There’s an old Irish proverb that says, “A good friend is like a four-leaf clover; hard to find and lucky to have.” Watching “Nothing Like a Dame,” a conversation between stage and screen legends Dame Eileen Atkins, Dame Judi Dench, Dame Joan Plowright and Dame Maggie Smith, will make you feel lucky to have these four, four leaf clovers in your life, if only for the eighty minute running time.

Director Roger Michell keeps it simple, placing his four transcendent stars in a simple setting. The Dames convene at the rural cottage Plowright built with her late husband Laurence Olivier, taking tea and champagne in the garden and on antique inside. From witty and wistful to strong and vulnerable, the four women tell stories about their lives on stage and off. They laugh about terrible reviews—“You remember the bad ones.”—dish on working with their famous husbands (all deceased)—“Obviously mine was the most difficult,” Plowright says of Olivier. “We all found him tricky,” Smith interjects.—their health—“Have we got three eyes between us all?” says Dench.—and more.

The conversation sparkles but don’t come looking for a timeline of their careers. Look instead for insight into lives lived on stage. Atkins reflects on stage fright, admitting, “On my way to the theater I would always think, ‘Would you like to be run over now, or in a massive car accident?’ And I only just about come out on the side of ‘No.’” Dench calls fear, “the petrol.” “It can be a help.”

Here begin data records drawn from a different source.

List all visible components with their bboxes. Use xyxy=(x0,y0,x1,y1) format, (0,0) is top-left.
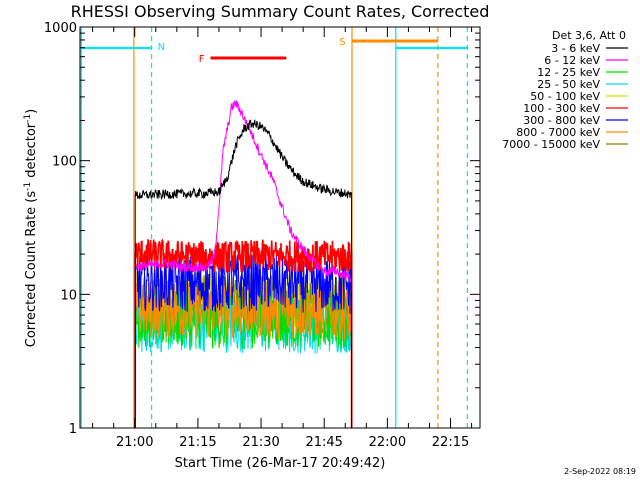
series-line-100-300keV xyxy=(134,238,353,428)
legend-label-800-7000keV: 800 - 7000 keV xyxy=(516,126,600,139)
x-tick-label-2115: 21:15 xyxy=(179,435,216,450)
legend-label-6-12keV: 6 - 12 keV xyxy=(544,54,600,67)
series-line-800-7000keV xyxy=(134,280,353,428)
legend-label-25-50keV: 25 - 50 keV xyxy=(537,78,600,91)
legend-label-50-100keV: 50 - 100 keV xyxy=(530,90,600,103)
footer-date: 2-Sep-2022 08:19 xyxy=(564,467,636,476)
legend-label-100-300keV: 100 - 300 keV xyxy=(523,102,600,115)
legend-header: Det 3,6, Att 0 xyxy=(552,29,626,42)
annotation-label-F: F xyxy=(199,54,205,65)
legend-label-7000-15000keV: 7000 - 15000 keV xyxy=(502,138,600,151)
x-axis-label: Start Time (26-Mar-17 20:49:42) xyxy=(175,456,386,471)
y-axis-label: Corrected Count Rate (s-1 detector-1) xyxy=(23,109,39,347)
y-tick-label-1000: 1000 xyxy=(44,21,77,36)
legend-label-3-6keV: 3 - 6 keV xyxy=(551,42,600,55)
y-tick-label-100: 100 xyxy=(52,155,77,170)
legend-label-300-800keV: 300 - 800 keV xyxy=(523,114,600,127)
series-line-6-12keV xyxy=(134,100,353,428)
x-tick-label-2100: 21:00 xyxy=(116,435,153,450)
legend-label-12-25keV: 12 - 25 keV xyxy=(537,66,600,79)
series-line-300-800keV xyxy=(134,252,353,428)
y-tick-label-1: 1 xyxy=(69,422,77,437)
plot-frame xyxy=(79,26,481,429)
annotation-label-N: N xyxy=(158,42,165,53)
y-tick-label-10: 10 xyxy=(60,288,77,303)
x-tick-label-2200: 22:00 xyxy=(369,435,406,450)
x-tick-label-2130: 21:30 xyxy=(242,435,279,450)
series-line-3-6keV xyxy=(134,119,353,428)
axes: 1 10 100 1000 21:00 21:15 21:30 21:45 22:00 22:15 xyxy=(44,21,481,450)
annotation-label-S: S xyxy=(339,37,345,48)
plot-content: F S N xyxy=(80,27,468,428)
x-tick-label-2145: 21:45 xyxy=(305,435,342,450)
chart-title: RHESSI Observing Summary Count Rates, Co… xyxy=(71,2,490,21)
x-tick-label-2215: 22:15 xyxy=(432,435,469,450)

Smith owns up to never watching “Downton Abbey,” the show she refers to it as that “wretched thing” that won her three Emmys, even though the producers gave her a box set.

Late in “Nothing Like a Dame” the quartet are asked what they have learned. “When in doubt, don’t,” Smith says after some thought. It’s that kind of documentary, a rare pleasure that succeeds on charm, wisdom and personality, and there can be no doubt about that.